Ces biocapteurs sont les bons espions dans le sens qu'ils peuvent nous indiquer ce que les G-protéines font en temps réel avec une définition des dizaines de millisecondes, mais sans nuire le procédé de signalisation qui est observé. D'ailleurs, nos biocapteurs ont l'avantage de la mise en place facile, qui nous permet d'étudier des G-protéines directement dans des systèmes expérimentaux qui étaient précédemment indisponibles. »

Mikel Garcia-Marcos, Ph.D., auteur correspondant, professeur agrégé des biochimies à BUSM

Les chercheurs avaient l'habitude le bureau d'études moléculaire pour produire leurs biocapteurs en empruntant des pièces aux gènes existants, y compris les gènes qui codent les protéines fluorescentes des méduses, forme-changeant les protéines qui effectuent le contrat de muscles, les protéines électroluminescentes à partir de la crevette de mer profonde et les protéines connues pour identifier particulièrement les G-protéines actives. Ils ont alors introduit les gènes conçus qui transforment les biocapteurs en plusieurs différents types de cellules et ont étudié comment ils ont répondu à la stimulation par les stimulus naturels, comme des neurotransmetteurs ou ont cliniquement employé des médicaments.

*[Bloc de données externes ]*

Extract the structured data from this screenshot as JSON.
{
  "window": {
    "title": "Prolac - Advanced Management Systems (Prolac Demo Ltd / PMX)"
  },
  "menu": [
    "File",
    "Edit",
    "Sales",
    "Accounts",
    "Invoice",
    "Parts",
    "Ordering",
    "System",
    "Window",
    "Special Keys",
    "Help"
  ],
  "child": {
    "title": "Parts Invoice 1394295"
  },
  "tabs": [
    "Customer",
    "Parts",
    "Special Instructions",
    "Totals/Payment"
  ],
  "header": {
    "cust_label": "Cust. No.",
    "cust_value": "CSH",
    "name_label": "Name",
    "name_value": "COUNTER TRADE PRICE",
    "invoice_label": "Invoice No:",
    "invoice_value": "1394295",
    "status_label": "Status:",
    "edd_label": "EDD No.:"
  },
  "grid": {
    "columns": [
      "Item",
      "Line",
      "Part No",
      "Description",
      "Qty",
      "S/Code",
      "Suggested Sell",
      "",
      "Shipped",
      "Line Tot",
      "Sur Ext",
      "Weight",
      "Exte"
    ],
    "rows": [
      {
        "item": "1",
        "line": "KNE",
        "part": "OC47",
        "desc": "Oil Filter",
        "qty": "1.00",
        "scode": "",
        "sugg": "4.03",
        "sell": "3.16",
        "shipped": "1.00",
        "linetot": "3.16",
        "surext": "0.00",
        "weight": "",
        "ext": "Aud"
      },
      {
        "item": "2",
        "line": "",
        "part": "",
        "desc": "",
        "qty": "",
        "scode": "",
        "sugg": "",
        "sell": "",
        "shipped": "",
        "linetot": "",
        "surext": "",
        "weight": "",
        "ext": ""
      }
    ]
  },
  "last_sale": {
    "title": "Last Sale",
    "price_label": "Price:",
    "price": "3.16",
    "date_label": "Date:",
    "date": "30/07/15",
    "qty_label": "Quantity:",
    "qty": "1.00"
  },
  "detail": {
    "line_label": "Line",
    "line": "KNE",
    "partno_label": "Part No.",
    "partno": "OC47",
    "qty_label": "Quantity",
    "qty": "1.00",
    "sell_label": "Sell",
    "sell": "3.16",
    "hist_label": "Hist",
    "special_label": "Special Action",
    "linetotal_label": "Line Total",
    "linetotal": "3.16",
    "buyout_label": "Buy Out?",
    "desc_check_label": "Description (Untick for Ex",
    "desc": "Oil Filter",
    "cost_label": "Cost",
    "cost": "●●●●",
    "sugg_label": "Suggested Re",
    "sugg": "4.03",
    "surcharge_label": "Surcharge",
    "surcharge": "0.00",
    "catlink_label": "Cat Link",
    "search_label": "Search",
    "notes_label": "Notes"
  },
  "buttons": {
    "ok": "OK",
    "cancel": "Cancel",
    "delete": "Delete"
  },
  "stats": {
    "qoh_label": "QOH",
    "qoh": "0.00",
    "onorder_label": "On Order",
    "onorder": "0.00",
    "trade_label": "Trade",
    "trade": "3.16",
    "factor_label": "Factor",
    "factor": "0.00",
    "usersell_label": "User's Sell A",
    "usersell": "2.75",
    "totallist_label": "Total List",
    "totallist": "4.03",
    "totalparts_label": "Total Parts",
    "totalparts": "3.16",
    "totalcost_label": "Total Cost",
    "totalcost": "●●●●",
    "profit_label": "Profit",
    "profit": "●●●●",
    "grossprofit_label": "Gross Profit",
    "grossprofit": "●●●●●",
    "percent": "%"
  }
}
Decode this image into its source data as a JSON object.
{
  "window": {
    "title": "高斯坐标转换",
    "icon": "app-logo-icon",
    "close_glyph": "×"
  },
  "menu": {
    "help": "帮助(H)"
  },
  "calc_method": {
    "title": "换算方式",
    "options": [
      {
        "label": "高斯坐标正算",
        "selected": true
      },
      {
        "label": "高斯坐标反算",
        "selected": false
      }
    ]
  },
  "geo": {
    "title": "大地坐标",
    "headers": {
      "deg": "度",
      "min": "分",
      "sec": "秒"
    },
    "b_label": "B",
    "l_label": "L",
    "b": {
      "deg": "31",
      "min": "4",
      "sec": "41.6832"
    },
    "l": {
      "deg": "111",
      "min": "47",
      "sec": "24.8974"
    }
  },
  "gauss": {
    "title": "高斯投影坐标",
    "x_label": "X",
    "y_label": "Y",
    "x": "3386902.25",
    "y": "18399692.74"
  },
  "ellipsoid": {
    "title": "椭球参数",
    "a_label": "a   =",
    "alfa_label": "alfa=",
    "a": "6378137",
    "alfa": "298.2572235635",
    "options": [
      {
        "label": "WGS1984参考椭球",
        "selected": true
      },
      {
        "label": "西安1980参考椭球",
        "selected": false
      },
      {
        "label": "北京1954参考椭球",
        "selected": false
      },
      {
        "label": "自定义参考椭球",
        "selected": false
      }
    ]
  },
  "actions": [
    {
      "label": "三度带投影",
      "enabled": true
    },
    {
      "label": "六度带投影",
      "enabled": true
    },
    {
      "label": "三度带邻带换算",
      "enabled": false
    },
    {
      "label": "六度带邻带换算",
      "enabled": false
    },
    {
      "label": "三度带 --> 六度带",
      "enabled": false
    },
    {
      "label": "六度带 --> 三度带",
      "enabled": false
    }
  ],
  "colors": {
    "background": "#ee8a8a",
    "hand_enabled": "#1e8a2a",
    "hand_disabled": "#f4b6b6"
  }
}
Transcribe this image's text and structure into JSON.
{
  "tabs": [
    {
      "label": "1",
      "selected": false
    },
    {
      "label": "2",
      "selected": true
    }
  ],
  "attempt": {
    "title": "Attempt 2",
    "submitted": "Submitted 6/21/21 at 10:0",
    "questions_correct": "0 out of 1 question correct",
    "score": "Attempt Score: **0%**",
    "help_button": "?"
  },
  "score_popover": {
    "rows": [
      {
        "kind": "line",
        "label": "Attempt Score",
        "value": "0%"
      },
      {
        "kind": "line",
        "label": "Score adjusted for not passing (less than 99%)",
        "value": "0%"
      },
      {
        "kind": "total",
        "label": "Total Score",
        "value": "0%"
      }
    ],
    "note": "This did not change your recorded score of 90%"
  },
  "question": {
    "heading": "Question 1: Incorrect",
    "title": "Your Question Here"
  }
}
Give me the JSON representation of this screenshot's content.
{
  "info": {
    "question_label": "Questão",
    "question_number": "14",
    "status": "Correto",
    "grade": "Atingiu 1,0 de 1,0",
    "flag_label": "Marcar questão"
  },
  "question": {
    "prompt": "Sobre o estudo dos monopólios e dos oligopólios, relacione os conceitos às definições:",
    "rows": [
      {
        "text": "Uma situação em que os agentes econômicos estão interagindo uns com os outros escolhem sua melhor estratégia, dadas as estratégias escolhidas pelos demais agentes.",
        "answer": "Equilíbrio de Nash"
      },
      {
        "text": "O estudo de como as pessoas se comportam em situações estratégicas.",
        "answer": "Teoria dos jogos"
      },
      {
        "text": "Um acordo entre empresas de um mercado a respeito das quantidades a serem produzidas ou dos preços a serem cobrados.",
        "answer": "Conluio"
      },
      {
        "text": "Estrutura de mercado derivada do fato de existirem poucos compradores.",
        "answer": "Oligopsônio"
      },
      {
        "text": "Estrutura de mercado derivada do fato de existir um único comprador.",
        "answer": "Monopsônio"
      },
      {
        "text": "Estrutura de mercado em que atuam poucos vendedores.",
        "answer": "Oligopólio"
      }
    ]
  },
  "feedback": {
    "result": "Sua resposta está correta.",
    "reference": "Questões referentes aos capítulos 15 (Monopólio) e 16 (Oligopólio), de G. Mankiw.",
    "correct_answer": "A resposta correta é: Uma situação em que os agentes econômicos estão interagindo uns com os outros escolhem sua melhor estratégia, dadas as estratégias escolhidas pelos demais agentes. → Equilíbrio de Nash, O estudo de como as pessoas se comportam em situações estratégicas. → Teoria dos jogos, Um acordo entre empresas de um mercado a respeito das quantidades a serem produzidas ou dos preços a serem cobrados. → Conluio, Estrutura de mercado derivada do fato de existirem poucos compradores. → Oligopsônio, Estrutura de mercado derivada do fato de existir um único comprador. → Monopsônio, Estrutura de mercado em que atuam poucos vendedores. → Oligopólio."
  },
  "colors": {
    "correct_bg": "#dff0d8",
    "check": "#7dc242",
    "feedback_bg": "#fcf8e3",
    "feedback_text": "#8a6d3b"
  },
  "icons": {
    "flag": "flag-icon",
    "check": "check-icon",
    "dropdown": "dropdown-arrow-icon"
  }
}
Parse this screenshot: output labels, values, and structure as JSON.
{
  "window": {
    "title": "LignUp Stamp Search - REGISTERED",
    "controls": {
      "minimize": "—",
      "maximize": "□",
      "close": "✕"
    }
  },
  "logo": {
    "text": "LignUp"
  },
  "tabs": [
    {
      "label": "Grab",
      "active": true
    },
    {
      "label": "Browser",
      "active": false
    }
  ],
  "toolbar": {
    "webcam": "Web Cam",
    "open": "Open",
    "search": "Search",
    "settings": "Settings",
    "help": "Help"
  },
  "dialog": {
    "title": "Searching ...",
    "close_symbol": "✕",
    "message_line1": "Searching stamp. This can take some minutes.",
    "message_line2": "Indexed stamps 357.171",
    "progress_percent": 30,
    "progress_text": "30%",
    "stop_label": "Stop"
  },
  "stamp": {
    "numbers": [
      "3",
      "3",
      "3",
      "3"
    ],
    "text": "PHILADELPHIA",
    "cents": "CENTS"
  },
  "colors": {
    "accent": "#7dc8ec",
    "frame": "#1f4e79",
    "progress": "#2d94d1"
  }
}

Selon les chercheurs, plus d'un tiers de médicaments approuvés par le FDA fonctionnent à côté d'activer ou d'empêcher la signalisation à côté des G-protéines comprenant les médicaments contre l'allergie courants, les décongestionnants nasaux, les médicaments fortement prescrits pour la pression sanguine, la demande de règlement principale pour Parkinson, les analgésiques, les antipsychotiques ainsi que le cannabis et les opioids.

L'auteur important Marcin Maziarz, PhD, goujon-Doc. dans le laboratoire du Garcia-Marcos, croit que ces biocapteurs peuvent être instrumentaux dans la découverte de médicaments et le développement de médicament et en caractérisant le mode de l'action de beaucoup de médicaments existants. « Ce qui nous faisons aujourd'hui soit important parce qu'il permettra des chercheurs à plus facilement et recenser exactement des médicaments plus vraisemblablement pour être couronné de succès dans les tests cliniques puisque beaucoup de médicaments qui se montrent au commencement prometteur dans des systèmes expérimentaux éventuellement ne fournissent pas des résultats cliniques, » il a dit.

Les découvertes apparaissent en ligne dans la cellule de tourillon.

Source:
Journal reference:

Maziarz, M., et al. (2020) Revealing the Activity of Trimeric G-proteins in Live Cells with a Versatile Biosensor Design. Cell. doi.org/10.1016/j.cell.2020.06.020.